In Austria, to use an extreme example, new parents receive a collective two years of paid parental leave. In America, the Family Medical Leave Act entitles new parents to up to 12 weeks without fear of losing their jobs, but none of that time is legally required to be compensated. Some companies offer the option for longer leaves—a woman I know who’s a junior associate at a major law firm got six months—but most don’t. (In the interest of full disclosure, I took unpaid FMLA leave from The Observer, and when I didn’t return after 12 weeks, my medical benefits automatically expired.)

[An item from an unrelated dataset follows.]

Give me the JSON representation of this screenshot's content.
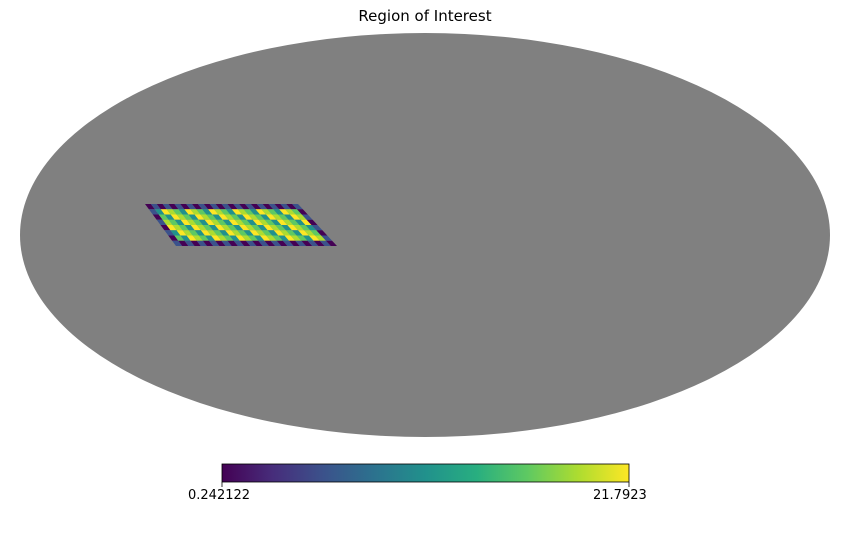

I’m inclined to doubt that Yahoo’s official benefits package includes a clause ordering new mothers to fire up their BlackBerrys while waiting for the afterbirth to pass, so Mayer’s decision is probably a personal one, meant to reassure shareholders that she will only take her hands off the wheel for the half day or so it takes her to extrude another human being from her body. More power to her if this is what she truly wants. But I can’t know. Neither will she, until she pops that kid out. That’s why parental leaves are so important—they allow time to adjust to a completely different life, one in which, while your day job may still be waiting in the wings, you’re busy learning the ropes to a frightening and powerful new position you are probably (mentally, if not biologically) totally unqualified for.
Hell, I’m 10 months in and I still don’t know anything. Except that I wish I lived in Austria. If not for the healthcare, then at least for the pastries.